I also think that an enterprise should not be restricted to using a single kind of container. Different container frameworks exist for a reason. Especially if you are providing a web application with EJB, JARs, and complex application glue to serve as the core business for the web application. Maybe it's a legacy application that has everything done in the Application server. Or it simply has too many non-OSGi compatible libraries to work with. Then I would go for the JBoss EAP scenario.
So how do you move from OSGi to JavaEE containers or vice versa? Moving a bundle from OSGi to JavaEE is dead simple.
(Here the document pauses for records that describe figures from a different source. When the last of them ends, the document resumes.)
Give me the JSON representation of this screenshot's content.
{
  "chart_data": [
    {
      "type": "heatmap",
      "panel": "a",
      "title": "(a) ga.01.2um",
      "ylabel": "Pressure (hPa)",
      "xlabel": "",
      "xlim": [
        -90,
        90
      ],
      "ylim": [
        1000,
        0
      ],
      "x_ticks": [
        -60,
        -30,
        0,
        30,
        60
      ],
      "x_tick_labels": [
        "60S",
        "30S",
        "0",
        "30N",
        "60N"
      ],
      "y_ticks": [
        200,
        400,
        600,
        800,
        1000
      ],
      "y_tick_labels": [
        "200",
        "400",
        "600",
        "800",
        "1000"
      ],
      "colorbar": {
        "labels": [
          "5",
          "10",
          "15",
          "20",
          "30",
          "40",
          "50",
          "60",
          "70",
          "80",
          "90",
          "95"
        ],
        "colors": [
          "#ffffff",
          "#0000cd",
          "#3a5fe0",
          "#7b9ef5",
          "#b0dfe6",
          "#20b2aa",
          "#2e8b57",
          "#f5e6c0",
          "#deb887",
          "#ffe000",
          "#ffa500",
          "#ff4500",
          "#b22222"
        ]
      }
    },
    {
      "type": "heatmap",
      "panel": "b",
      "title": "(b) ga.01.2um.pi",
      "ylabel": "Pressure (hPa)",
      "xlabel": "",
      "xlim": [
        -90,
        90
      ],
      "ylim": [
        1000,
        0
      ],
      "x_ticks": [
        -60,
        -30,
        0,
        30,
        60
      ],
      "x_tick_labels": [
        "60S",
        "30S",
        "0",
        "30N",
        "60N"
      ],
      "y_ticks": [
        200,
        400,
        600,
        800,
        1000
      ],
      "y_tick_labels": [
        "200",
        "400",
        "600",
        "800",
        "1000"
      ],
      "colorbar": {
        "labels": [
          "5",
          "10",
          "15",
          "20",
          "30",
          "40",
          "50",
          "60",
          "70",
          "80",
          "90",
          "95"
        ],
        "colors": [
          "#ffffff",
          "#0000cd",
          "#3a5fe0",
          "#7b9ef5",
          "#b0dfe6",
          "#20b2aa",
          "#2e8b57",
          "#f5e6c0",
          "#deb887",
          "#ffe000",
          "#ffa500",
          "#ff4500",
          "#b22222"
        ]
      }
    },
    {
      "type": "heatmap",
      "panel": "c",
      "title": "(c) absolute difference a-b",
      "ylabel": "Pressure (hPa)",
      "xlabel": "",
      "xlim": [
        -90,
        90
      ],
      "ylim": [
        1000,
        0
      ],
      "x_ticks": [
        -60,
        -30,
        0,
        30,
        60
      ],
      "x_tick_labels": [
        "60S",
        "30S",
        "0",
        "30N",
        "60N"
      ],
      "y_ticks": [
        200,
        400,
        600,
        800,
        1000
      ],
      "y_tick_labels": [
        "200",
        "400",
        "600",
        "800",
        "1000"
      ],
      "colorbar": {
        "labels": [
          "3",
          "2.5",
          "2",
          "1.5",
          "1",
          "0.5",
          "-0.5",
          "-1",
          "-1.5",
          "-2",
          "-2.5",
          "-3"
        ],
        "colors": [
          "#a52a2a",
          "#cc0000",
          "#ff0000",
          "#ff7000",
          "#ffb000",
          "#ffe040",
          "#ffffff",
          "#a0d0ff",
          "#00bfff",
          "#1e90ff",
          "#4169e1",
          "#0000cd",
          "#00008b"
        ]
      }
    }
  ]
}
But please note, use the Spring framework instead of Blueprint if you are using OSGi, I would first convert it to Spring then work with it.
In this case, I will be using a WAR application, since most people use this format in JavaEE and it is supported in Karaf as well.
So there are few ground rules if you want to switch back and forth between the containers:
- Use Spring Framework
- Make sure your Camel route is placed under META-INF under webapp and named *-camel-context.xml
- Set your plugins to generate the metadata needed for OSGi containers.
- Add maven-bundle-plugin
<plugin>
<groupId>org.apache.felix</groupId>
<artifactId>maven-bundle-plugin</artifactId>
<version>2.3.7</version>
<extensions>true</extensions>
<executions>
<execution>
<id>bundle-manifest</id>
<phase>process-classes</phase>
<goals>
<goal>manifest</goal>
</goals>
</execution>
</executions>
<configuration>
<supportedProjectTypes>
<supportedProjectType>jar</supportedProjectType>
<supportedProjectType>bundle</supportedProjectType>
<supportedProjectType>war</supportedProjectType>
</supportedProjectTypes>
<instructions>
<Bundle-SymbolicName>camel-blueprint</Bundle-SymbolicName>
<Private-Package>com.redhat.springtest</Private-Package>
<Import-Package>*</Import-Package>
</instructions>
</configuration>
</plugin>
By sticking with these rules, it will allow you to create a project that can deploy on both containers.
In the JBoss Fuse Karaf Container,
- Install with Profile or using an OSGi command
- war:mvn:com.redhat/springtest/1.0.0-SNAPSHOT/war?Web-ContextPath=springtest
- Make sure to have feature-fabric-web profile in your container
Running JBoss EAP Container with Fuse application.
- Deploy and install by
- Drag and dropping the WAR file under the deployment folder
- Using Console/CLI deployment
- Make sure the Fuse subsystem is installed and activated.